# Cleaning the M&P 9



## berudd (Jan 22, 2016)

I just bought an M&P 9 last week, my first pistol. I have a cabinet full of supplies to clean my rifles and shotguns and picked up a 9mm brush when I bought the gun. I just field stripped it and cleaned the barrel and slide with CLP and that was straight forward enough. I noticed powder fouling on the mechanism inside the frame. I put a little CLP on a patch and rubbed it down then followed up with a clean cloth.
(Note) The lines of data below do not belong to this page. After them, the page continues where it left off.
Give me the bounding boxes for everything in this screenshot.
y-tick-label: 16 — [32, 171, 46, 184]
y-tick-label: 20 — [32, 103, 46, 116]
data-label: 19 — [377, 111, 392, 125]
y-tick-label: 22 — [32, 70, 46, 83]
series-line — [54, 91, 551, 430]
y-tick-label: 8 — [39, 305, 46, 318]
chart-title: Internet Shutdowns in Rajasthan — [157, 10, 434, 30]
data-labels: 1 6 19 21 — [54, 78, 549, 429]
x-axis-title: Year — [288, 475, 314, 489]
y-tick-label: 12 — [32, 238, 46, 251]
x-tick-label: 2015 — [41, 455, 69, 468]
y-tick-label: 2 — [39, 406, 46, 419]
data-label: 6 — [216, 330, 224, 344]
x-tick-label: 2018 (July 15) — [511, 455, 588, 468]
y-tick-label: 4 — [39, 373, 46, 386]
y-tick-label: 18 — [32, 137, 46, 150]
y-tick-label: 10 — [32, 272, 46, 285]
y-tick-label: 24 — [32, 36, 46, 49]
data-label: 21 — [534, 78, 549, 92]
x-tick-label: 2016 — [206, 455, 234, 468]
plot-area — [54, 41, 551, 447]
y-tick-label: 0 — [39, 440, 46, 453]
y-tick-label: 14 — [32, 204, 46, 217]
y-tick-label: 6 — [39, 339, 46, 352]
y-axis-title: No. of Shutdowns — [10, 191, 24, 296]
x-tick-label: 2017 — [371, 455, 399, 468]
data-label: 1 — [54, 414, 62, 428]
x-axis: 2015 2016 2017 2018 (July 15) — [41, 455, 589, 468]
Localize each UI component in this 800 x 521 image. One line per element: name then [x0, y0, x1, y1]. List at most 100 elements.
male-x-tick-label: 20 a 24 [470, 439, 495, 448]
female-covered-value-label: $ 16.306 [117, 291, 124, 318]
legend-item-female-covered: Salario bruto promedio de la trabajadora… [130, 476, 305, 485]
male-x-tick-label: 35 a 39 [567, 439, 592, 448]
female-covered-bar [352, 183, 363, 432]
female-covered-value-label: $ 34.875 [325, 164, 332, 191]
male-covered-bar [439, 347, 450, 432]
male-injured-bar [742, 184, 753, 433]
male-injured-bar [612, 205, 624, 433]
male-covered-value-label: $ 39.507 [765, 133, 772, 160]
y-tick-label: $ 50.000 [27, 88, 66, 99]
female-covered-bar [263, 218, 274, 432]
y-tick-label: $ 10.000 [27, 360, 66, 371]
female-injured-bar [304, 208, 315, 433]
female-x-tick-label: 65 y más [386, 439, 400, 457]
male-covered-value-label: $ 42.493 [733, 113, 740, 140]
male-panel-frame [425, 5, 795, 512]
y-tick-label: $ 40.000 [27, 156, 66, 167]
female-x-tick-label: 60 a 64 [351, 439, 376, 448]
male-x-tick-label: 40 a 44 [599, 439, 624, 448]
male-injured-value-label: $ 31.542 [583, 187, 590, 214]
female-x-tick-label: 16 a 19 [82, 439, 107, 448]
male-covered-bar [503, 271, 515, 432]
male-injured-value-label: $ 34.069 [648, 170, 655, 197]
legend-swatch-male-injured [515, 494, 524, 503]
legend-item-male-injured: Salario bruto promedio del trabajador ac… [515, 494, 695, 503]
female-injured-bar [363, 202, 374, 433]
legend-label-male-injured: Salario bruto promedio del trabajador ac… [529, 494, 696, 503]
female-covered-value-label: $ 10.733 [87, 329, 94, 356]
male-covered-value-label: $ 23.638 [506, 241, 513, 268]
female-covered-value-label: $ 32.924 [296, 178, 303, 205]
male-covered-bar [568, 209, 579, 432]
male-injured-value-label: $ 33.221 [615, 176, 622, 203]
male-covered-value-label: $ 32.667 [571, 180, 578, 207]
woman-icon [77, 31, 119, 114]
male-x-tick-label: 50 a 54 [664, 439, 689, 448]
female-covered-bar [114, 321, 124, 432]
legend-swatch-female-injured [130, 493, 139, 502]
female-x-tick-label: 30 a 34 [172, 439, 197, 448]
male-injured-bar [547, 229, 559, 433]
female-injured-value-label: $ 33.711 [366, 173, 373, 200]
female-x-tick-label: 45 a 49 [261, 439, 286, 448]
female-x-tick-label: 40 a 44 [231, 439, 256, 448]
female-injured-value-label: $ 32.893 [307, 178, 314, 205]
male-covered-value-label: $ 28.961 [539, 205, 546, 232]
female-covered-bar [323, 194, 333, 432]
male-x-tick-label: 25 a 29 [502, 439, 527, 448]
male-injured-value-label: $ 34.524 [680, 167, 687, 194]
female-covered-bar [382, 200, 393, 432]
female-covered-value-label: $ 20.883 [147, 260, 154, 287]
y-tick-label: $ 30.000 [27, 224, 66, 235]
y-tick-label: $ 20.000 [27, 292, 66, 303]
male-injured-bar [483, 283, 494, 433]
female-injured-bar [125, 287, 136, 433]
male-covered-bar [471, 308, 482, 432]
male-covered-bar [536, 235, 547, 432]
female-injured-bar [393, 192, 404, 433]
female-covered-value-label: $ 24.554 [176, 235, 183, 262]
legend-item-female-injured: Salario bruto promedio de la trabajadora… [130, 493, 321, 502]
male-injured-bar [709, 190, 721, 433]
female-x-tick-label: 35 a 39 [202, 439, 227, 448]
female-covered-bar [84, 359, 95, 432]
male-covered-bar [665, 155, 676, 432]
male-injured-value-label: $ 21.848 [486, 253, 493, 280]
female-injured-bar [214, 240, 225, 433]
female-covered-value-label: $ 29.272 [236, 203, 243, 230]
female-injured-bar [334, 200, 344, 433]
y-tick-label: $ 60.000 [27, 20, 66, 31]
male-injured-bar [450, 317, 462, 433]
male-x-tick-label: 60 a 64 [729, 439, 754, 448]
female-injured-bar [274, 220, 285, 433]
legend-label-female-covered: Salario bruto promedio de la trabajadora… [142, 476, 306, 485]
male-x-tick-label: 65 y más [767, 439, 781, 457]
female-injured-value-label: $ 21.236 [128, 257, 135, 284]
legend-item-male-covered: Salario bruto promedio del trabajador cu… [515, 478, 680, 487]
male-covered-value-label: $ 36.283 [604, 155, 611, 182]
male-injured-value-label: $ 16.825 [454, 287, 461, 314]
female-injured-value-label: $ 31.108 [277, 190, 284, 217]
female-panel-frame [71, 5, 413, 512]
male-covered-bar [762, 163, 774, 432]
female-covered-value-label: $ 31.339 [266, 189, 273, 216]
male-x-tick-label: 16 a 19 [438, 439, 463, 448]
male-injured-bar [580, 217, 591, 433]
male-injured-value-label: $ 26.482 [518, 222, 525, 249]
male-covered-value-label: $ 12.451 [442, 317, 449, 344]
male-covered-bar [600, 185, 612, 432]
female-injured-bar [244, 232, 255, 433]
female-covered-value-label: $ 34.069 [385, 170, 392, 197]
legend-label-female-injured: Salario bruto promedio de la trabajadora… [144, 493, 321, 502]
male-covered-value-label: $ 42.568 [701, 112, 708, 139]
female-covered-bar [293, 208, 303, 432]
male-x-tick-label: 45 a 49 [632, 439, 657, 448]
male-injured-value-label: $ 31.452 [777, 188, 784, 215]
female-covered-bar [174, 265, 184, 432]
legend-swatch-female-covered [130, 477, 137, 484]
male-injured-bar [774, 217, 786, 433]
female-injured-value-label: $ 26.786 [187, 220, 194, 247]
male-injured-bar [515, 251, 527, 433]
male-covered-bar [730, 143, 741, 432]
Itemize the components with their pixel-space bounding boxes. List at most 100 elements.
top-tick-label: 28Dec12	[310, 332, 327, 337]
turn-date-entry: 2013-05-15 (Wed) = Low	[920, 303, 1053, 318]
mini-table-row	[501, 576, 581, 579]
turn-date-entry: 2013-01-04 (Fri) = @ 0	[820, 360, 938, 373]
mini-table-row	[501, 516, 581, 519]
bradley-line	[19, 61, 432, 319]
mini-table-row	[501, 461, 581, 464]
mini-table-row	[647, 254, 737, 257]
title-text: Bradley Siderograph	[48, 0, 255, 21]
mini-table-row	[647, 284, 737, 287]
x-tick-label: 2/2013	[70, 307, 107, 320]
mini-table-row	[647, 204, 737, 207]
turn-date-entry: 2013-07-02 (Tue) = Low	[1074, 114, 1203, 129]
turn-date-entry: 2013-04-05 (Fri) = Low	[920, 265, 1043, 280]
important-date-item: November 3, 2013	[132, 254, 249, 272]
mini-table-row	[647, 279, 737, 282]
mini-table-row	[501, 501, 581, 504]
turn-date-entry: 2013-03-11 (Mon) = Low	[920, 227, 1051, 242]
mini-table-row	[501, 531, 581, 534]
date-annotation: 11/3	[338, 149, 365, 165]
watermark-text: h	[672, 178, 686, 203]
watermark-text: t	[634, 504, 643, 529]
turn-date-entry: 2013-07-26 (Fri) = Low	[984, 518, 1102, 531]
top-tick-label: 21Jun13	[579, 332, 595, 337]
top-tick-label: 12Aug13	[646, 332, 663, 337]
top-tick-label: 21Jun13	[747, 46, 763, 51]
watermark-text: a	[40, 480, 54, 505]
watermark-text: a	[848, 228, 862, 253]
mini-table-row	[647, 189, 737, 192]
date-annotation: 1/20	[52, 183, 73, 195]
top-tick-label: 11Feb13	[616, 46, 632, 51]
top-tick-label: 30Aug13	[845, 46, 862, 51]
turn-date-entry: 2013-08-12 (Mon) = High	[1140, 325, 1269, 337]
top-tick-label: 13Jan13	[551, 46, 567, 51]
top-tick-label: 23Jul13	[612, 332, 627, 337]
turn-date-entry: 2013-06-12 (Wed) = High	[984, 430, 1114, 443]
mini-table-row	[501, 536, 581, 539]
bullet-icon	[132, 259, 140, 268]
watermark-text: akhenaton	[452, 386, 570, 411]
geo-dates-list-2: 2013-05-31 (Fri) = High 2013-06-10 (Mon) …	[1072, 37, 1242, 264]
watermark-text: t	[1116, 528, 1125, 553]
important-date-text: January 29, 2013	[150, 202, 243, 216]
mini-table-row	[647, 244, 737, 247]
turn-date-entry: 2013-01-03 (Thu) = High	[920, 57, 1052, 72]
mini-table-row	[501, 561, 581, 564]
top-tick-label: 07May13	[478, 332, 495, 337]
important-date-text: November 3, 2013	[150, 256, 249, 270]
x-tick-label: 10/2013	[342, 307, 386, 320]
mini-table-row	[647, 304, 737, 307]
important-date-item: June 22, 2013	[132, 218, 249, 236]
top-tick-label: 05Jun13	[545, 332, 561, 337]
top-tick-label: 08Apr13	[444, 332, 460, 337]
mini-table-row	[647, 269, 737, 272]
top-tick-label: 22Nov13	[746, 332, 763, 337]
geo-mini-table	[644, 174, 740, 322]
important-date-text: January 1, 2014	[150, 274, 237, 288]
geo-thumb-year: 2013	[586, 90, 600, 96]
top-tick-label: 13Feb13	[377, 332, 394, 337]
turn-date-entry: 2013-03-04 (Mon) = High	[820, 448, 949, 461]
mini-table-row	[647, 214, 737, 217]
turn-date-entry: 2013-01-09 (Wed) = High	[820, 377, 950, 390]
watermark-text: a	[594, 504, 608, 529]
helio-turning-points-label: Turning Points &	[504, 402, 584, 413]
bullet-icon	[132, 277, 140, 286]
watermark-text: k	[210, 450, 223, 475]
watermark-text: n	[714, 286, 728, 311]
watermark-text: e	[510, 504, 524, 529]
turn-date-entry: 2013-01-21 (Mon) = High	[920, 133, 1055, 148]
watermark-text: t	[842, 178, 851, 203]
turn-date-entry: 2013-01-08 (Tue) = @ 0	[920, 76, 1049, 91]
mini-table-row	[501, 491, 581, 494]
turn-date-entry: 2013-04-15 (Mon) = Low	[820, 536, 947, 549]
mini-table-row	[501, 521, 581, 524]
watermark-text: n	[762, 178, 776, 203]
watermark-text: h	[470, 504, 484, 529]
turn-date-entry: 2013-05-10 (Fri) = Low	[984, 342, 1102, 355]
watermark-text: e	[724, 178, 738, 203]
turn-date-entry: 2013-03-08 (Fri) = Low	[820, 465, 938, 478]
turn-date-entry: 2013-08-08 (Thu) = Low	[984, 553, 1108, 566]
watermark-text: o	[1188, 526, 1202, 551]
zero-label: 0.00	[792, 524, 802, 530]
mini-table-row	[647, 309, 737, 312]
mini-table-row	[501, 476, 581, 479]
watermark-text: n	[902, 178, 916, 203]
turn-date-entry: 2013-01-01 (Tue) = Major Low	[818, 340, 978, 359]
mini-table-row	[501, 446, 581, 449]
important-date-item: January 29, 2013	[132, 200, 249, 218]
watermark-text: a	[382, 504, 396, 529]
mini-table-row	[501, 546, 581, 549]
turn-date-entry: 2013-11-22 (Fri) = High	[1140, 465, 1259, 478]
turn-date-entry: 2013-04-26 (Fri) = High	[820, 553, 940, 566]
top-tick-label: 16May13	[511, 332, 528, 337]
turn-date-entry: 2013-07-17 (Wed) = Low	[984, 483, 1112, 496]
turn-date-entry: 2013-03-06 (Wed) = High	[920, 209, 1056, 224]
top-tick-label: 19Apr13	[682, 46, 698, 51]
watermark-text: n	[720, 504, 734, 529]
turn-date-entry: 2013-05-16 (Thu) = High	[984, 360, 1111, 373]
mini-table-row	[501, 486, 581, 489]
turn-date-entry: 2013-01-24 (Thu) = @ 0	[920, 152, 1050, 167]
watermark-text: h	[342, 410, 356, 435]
My question is will I ever need to more fully disassemble the frame to ensure better cleaning of the mechanics inside? Also, are there any pistol cleaning specific tools that make the basic field strip and clean easier. There are lots of small nock and crannies in there and while I was able to clean them fine it seemed like there might be a better way.


----------



## dennis40x (Feb 27, 2014)

A one piece brass cleaning rod, 38Spl/9mm jag, toothbrush, and Kano Kroil (used as bore cleaner). Is what I use. Gun scrubber (Synthetic Safe) for flushing out the crud and corruption. I really don't go beyond the basic field stripping. But if you like to take things apart (S&W MP Pistols disassembly and reassembly by Gun Guides  Disassembly and Reassembly. When all else fails follow the S&W lubricating procedures in the owners guide. Dripping wet over lubricated is problematic. I would replace the OEM magazine floor plates with Apex/10-8 floor plates also.


----------



## SouthernBoy (Jun 27, 2007)

I own quite a few M&P pistols, one of which is an M&P 9 Pro Series 4.25" barrel, which has been shot quite a bit. Several different sizes of patches and Q-Tips are your friend. Also, pick up some Hornady's One Shot Dry Lube. It both lubes and cleans. Depending upon how often you shoot, you might want to consider a detailed disassembly a few times a year. I do this with my Glocks, but then they are far easier to detail strip than is the M&P pistol.


----------



## Malcap (Apr 19, 2016)

My Smith 9 Shield is new as of last Fall. I'm a stickler with cleaning but with the polymer I don't like to totally disassemble it after shooting about 50-75 rounds once a week. So I perform a "field cleaning" at home. I use a Bore Snake, and either Bore Scrubber, Hoppes Elite, Hoppes No. 9, or Rem Oil to clean the bore and the chamber. I use a soft toothbrush to clean the breech face. Since the gun has a CTC Green Laserguard sight, I'm careful not to get any solvent inside. I also use Q-Tips as well. I lube with Rem Oil, or Hoppes Oil on the barrel, rails and where the manual indicates under the slide. I disassemble the gun once a month for regular cleaning and then use a rod. HINT: One of my "secret ingredients" which I rub on any metal parts which rub against other metal parts, especially the barrel, I smear some LPS Premium All Purpose Anti-Seize, Part No. 04108 (non copper) which is good for heat and pressure areas. It contains molybdenum and gets into the metal "pores." I just give it a light coating. 1/2 lbs. jar for about 8.00 plus shipping. Don't forget to use the Q-Tips to clean under the mag lips. I replaced to of my mags springs with a Magguts two spring system to increase the mag capacity by one round.


----------